The two £1.75 stamps feature the faces of the four men who led the fleets at Jutland. Pictured along with Jellicoe is his German counterpart Admiral Reinhard Scheer. The second stamp shows Vice Admiral Sir David Beatty, who commanded the British battle cruisers, and Vice Admiral Franz Hipper, who led the German 1st Scouting Group.
The stamps are produced as a miniature sheet, with a background showing dramatic scenes from the battle by artists Willy Stöwer, William Lionel Whyllie and Pat McDonald.
The battle, fought on 31 May and 1 June 1916, saw the loss of fourteen British ships and eleven German ships, with both sides claiming victory, and argument that is still the source of debate among historians today.

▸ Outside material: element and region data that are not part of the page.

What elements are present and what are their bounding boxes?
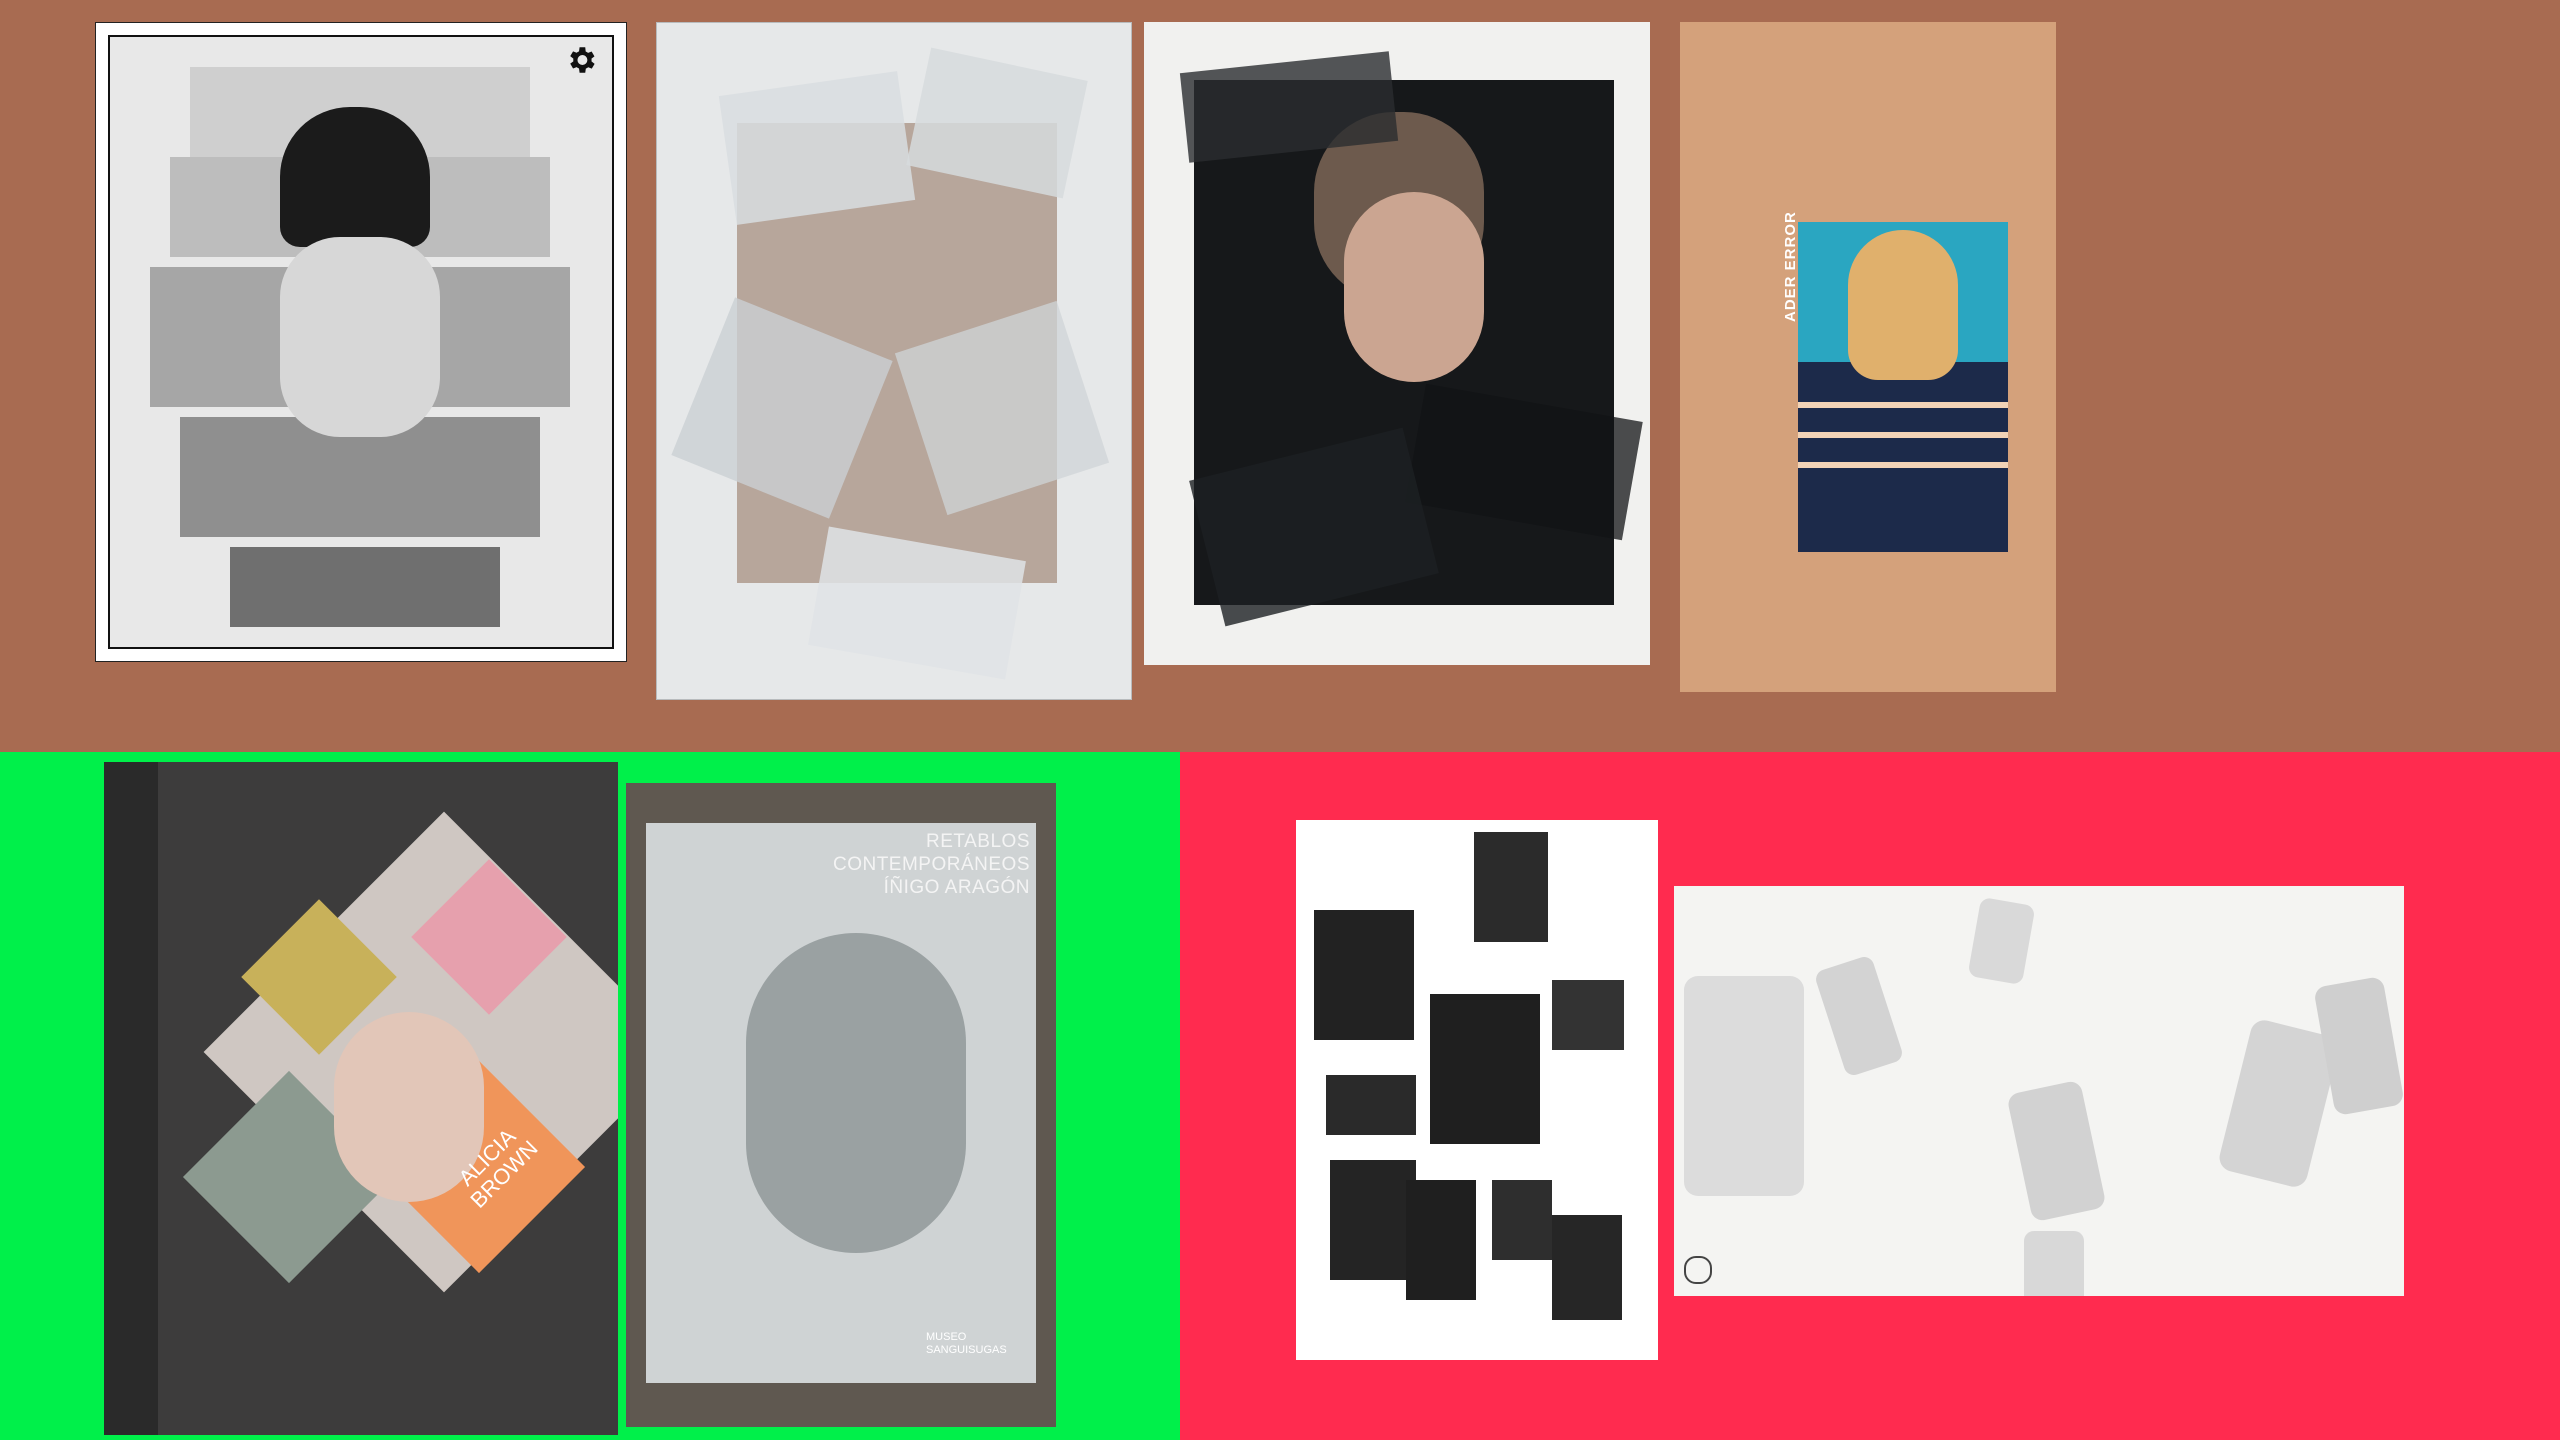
card-alicia-brown[interactable]: ALICIA BROWN xyxy=(104,762,618,1435)
collage-strip xyxy=(230,547,500,627)
shard xyxy=(718,71,916,225)
card-glass-shards[interactable] xyxy=(656,22,1132,700)
hair-shape xyxy=(1848,230,1958,380)
gear-icon xyxy=(570,47,595,73)
card-photo-collage[interactable] xyxy=(1296,820,1658,1360)
photo-print xyxy=(1492,1180,1552,1260)
can xyxy=(1967,896,2036,986)
cover-spine xyxy=(104,762,158,1435)
can xyxy=(1813,954,1905,1078)
photo-print xyxy=(1326,1075,1416,1135)
can xyxy=(1684,976,1804,1196)
slice-line xyxy=(1798,432,2008,438)
card-ader-error[interactable]: ADER ERROR xyxy=(1680,22,2056,692)
slice-line xyxy=(1798,462,2008,468)
hair-shape xyxy=(280,107,430,247)
photo-print xyxy=(1430,994,1540,1144)
photo-print xyxy=(1552,980,1624,1050)
can xyxy=(2006,1079,2107,1223)
blurred-face xyxy=(746,933,966,1253)
card-dark-portrait[interactable] xyxy=(1144,22,1650,665)
photo-print xyxy=(1330,1160,1416,1280)
can xyxy=(2024,1231,2084,1296)
brand-text: ADER ERROR xyxy=(1782,211,1799,322)
photo-print xyxy=(1552,1215,1622,1320)
card-bubble-wrap[interactable]: RETABLOS CONTEMPORÁNEOS ÍÑIGO ARAGÓN MUS… xyxy=(626,783,1056,1427)
museum-logo: MUSEO SANGUISUGAS xyxy=(926,1331,1007,1356)
photo-print xyxy=(1474,832,1548,942)
face-shape xyxy=(280,237,440,437)
photo-print xyxy=(1406,1180,1476,1300)
brand-mark-icon xyxy=(1684,1256,1712,1284)
card-floating-cans[interactable] xyxy=(1674,886,2404,1296)
settings-button[interactable] xyxy=(564,43,598,77)
slice-line xyxy=(1798,402,2008,408)
face-shape xyxy=(1344,192,1484,382)
cover-title: RETABLOS CONTEMPORÁNEOS ÍÑIGO ARAGÓN xyxy=(832,831,1030,898)
card-bw-collage[interactable] xyxy=(95,22,627,662)
card-frame xyxy=(108,35,614,649)
photo-print xyxy=(1314,910,1414,1040)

Among the British fleet at Jutland were several men who had returned from the Antarctic. They were among the crew of the Terra Nova which had tried to bring supplies to Captain Scott’s expedition but was fatally delayed by ice. Arriving back in the UK, the crew’s lives were soon changed by war, which took them to the Western Front, Gallipoli, and in 1916 Jutland. Writer Anne Strathie will tell their story in a talk on Monday 5 September, based on her book From Ice Floes to Battlefields
The Festival will also feature the story of Shackleton’s Antarctic expedition, which overcame a series of massive challenges when its ship Endurance was caught in the ice and was carried north for hundreds of miles before eventually being crushed. The crew had to take to the boats and eventually reached the uninhabited Elephant Island, where no one could have known to look for them.
Shackleton took a small group on a voyage to South Georgia, coping with mountainous seas and then a climb over the mountains to the Norwegian whaling base on the island. The Norwegian rescue mission arrived at Elephant Island on 30 August 1916.
A second miniature sheet from the Isle of Man Post Office – and also available online – commemorates the Endurance expedition together with the explorer Henry Worsley who set out on 13 November 2015 in an attempt to achieve Shackleton’s aims of crossing Antarctica. His aim was to mark the Endurance expedition centenary and to make the first ever solo, unsupported and unassisted crossing.
He came remarkably close to doing so, covering 913 miles in the most unfavourable weather conditions, and eventually had to make the decision to be picked up and airlifted out, only 30 miles short of his goal. But by this time his physical condition had deteriorated so much that he died in hospital.
Henry Worsley was the great-grandson of Shackleton’s second-in-command on an earlier expedition, Jameson Boyd Adams, and in an interview in 2011 spoke of his admiration for Adams and Shackleton.
The story of the original Endurance expedition and its rescue 100 years ago will be told in the Science Festival by Arctic historian Dr Maria Pia Casarini, on Monday 5 September.